NERdME is like a super-smart training manual for computers, teaching them how to read those messy sticky notes (README files) and find the important ingredients inside.

The authors created a dataset of 200 of these README files and manually highlighted (annotated) over 10,000 specific pieces of information. They taught the computer to spot two very different types of "ingredients":

  1. The "Paper" Ingredients: Things you'd find in a formal book, like the name of a Conference, a Publication, or a Workshop.
  2. The "Code" Ingredients: Things you'd only find in the toolbox, like the Software used, the Programming Language (e.g., Python), the License (who owns the code), or the Dataset used.

Before this, computers were great at finding "Paper" ingredients but terrible at finding "Code" ingredients, and vice versa.

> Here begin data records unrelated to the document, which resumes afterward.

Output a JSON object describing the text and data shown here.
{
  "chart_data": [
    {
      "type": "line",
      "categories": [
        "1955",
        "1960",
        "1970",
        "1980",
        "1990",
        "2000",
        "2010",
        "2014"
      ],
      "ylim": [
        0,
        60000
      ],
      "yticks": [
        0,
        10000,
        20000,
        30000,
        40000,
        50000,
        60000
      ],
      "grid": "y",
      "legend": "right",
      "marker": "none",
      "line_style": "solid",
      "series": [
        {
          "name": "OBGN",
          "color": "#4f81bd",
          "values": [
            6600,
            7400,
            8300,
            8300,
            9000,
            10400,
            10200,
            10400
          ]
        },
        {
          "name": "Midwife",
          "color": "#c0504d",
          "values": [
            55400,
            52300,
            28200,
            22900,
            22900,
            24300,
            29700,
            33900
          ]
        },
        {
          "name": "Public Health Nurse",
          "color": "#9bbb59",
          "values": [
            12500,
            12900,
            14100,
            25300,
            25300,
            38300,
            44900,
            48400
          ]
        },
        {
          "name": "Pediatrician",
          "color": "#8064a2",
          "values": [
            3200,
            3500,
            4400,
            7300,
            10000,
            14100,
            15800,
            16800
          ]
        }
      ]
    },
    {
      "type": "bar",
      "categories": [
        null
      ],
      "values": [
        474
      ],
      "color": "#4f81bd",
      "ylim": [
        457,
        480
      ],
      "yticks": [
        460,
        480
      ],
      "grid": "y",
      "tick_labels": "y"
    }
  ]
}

NERdME is the first to teach them to find both at the same time.

How Did They Build It?

Imagine you are trying to teach a robot to identify fruits in a chaotic fruit basket.

  • The Collection: They went to a giant online marketplace (GitHub) and picked 200 baskets that were known to have good fruit (projects linked to real scientific papers).
  • The Annotation: They hired three human experts for every basket. These experts read the sticky notes and circled every mention of a "Dataset" or "Software."
  • The Consensus: If two out of three experts circled the same word, the robot learned that it was definitely a "Dataset." If they disagreed, the robot ignored it to avoid confusion. This ensured the training data was high-quality.

What Did They Discover?

They tested the robot using two methods:

  1. The "Guessing" Robot (Zero-shot LLMs): A powerful AI that tries to guess the answers without any specific training on these files. It's like asking a smart person who has never seen a toolbox to guess what's inside just by looking at a photo. It was okay, but it missed a lot of details.
  2. The "Trained" Robot (Fine-tuned Transformers): An AI that studied the 200 annotated files specifically. It learned the patterns.

The Results:

  • The Trained Robot was much better. It learned that "Python" usually means a programming language, while "COCO" usually means a dataset.
  • The "Long Tail" Problem: The robot was great at finding common things (like "Software" or "Datasets") because they appeared often. But it struggled with rare things (like "Workshops" or "Ontologies") because they appeared very few times. This is like a chef who is a master at making pizza but has never tried to make a soufflé because they've never seen the recipe before.
  • The Boundary Challenge: It was hard for the robot to know exactly where a name starts and ends. For example, is the name "TensorFlow" or just "Tensor"? The dataset showed that defining the exact edges of these names is tricky.

Why Does This Matter? (The Downstream Test)

To prove this wasn't just a game, they ran a treasure hunt.
They took the "Dataset" names the robot found in the READMEs and tried to match them to real records in a global database called Zenodo.

  • The Result: The robot was surprisingly good at this! It could take a messy mention like "the COCO dataset" and correctly link it to the official COCO record in the database.
  • The Analogy: It's like finding a handwritten note that says "The big red apple from the orchard down the road" and successfully finding the exact apple in a massive warehouse catalog.

The Big Picture

NERdME is a bridge. It connects the formal world of scientific papers with the messy, practical world of software code.

By teaching computers to understand the "sticky notes" on code repositories, we can:

  • Automatically find the tools scientists used.
  • Link papers to the actual data and code they rely on.
  • Make scientific research more reproducible (easier for others to repeat the experiment) because the "how-to" instructions are finally being understood by machines.

In short, NERdME is the dictionary that finally helps computers understand the messy, real-world instructions scientists leave behind, turning a pile of chaotic sticky notes into a well-organized library of research tools.